A propos de vers on imprime l'enfant prodigue un peu différent de la détestable copie qu'ont les comédiens, et que vous avez envoyé (dont j'enrage) au prince royal.

Je n'ay encor fait que deux actes de Merope car j'ay un cabinet de fisique qui me tient au cœur.

Pluribus attentus minor ad singula.

Je trouve dans Castor et Pollux des traits charmants. Le tout ensemble n'est pas peutêtre bien tissu. Il y manque le molle et amœnum, et même il y manque l'intérest. Mais après tout je vous avoue que j'aimerois mieux avoir fait une demi douzaine de petits morceaux qui sont épars dans cette pièce qu'un de ces opera insipides et uniformes. Je trouve encor que les vers n'en sont pas toujours bien liriques, et je croi que le récitatif a deu baucoup coûter à notre grand Ramau. Je ne songe point à sa musique que je n'aye de tendres retours pour Samson. Es ce qu'on n'entendra jamais à l'opéra

Profonds abîmes de la terre,
Enfer ouvre toy, etc.?

Mais ne pensons plus aux vanitez du monde. Je vous remercie mon ami d'avoir consolé mes nièces. Je ne leur proposais un voiage a Cirey qu'en cas que leurs affaires et les bienséances s'acomodassent avec ce voiage. Mais voicy une autre négociation qui est assez digne de la bonté de votre cœur et du don de persuader dont dieu a pourvu votre esprit acort et votre longue fisionomie.

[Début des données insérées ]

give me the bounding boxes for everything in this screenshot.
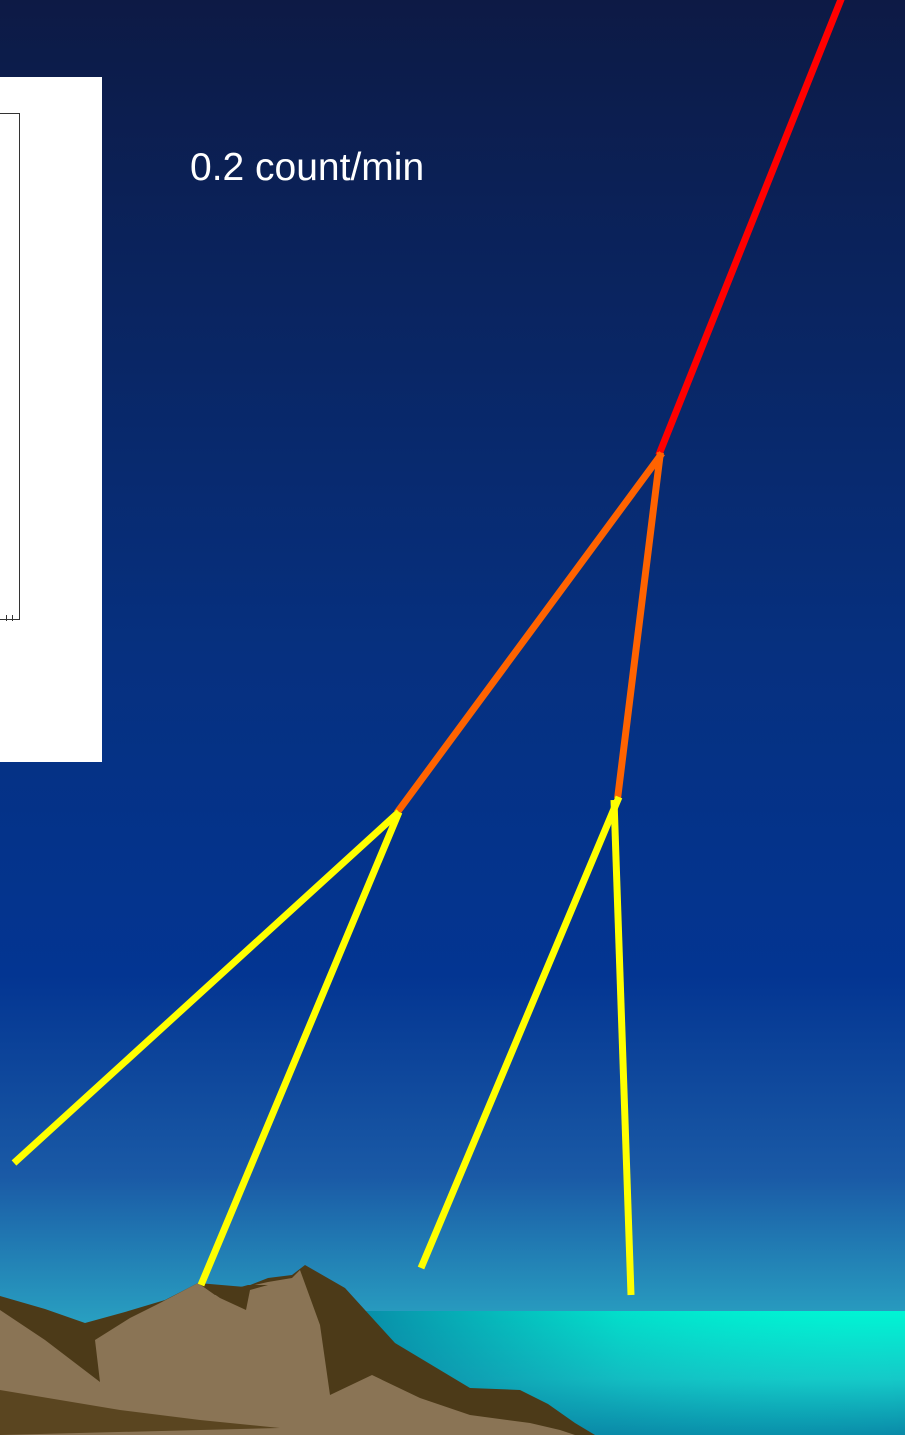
inset-plot-frame [0, 113, 20, 620]
rate-label: 0.2 count/min [190, 146, 425, 189]
primary-track [655, 0, 845, 457]
tertiary-track-4 [610, 799, 635, 1296]
secondary-track-right [614, 452, 664, 799]
mountain-icon [0, 1265, 595, 1435]
inset-tick [6, 615, 7, 621]
inset-plot-panel [0, 77, 102, 762]
inset-tick [12, 615, 13, 621]
secondary-track-left [394, 451, 665, 815]
tertiary-track-3 [417, 795, 623, 1270]
tertiary-track-2 [197, 810, 403, 1287]
tertiary-track-1 [11, 809, 402, 1166]
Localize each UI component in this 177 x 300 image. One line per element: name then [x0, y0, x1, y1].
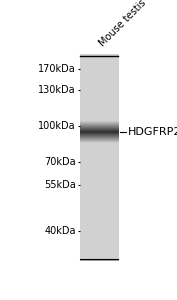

Si madame Pagnon vouloit se charger de marier la cadette à quelque bon gros robin, je me chargerois moy de marier l'ainée à un jeune homme de condition dont la famille entière m'honore de la plus tendre et de la plus inviolable amitié. Assurément je ne veux pas hasarder de la rendre malheureuse. Elle auroit affaire à une famille qui seroit à ses pieds, elle seroit maîtresse d'un châtau assez joli qu'on embeliroit pour elle. Un bien médiocre la feroit vivre avec baucoup plus d'abondance que si elle avoit quinze mille livres de rentes à Paris. Elle passeroit une partie de l'année avec madame du Chastelet, elle viendroit à Paris avec nous dans l'ocasion, enfin je serois son père. C'est mon cher ami ce que je luy propose, en cas qu'elle ne trouve pas mieux. Dieu me préserve de prétendre gêner la moindre de ses inclinations. Attenter à la liberté de son prochain me parait un crime contre l'humanité. C'est le péché contre nature. C'est à votre prudence à sonder ses inclinations. Si après que vous luy aurez représenté ce party avec vos lèvres de persuasion, elle le trouve à son gré, alors qu'elle me laisse faire. Vous pourez luy insinuer un peu de dégoust pour la vie médiocre qu'elle mèneroit à Paris, et baucoup d'envie de s’établir honnêtement. Ce seroit ensuite à elle à ménager tout doucement l'esprit de ses oncles. Tout cecy comme vous voyez est l'exposition de la pièce. Mais le dernier acte n'est pas je croi prest d’être joué. Je remets l'intrigue entre vos mains.

Voicy un petit mot de lettre pour l'amy Berger. Adieu, je vous embrasse. Comment donc le gentil Bernard a t'il quitté Pollion et Tucca? Adieu mon cher amy.

Je reçois dans le moment une lettre de ma nièce qui me fait baucoup de plaisir. Elle n'est pas loin d'accepter ce que je luy propose, et elle a raison. Vale.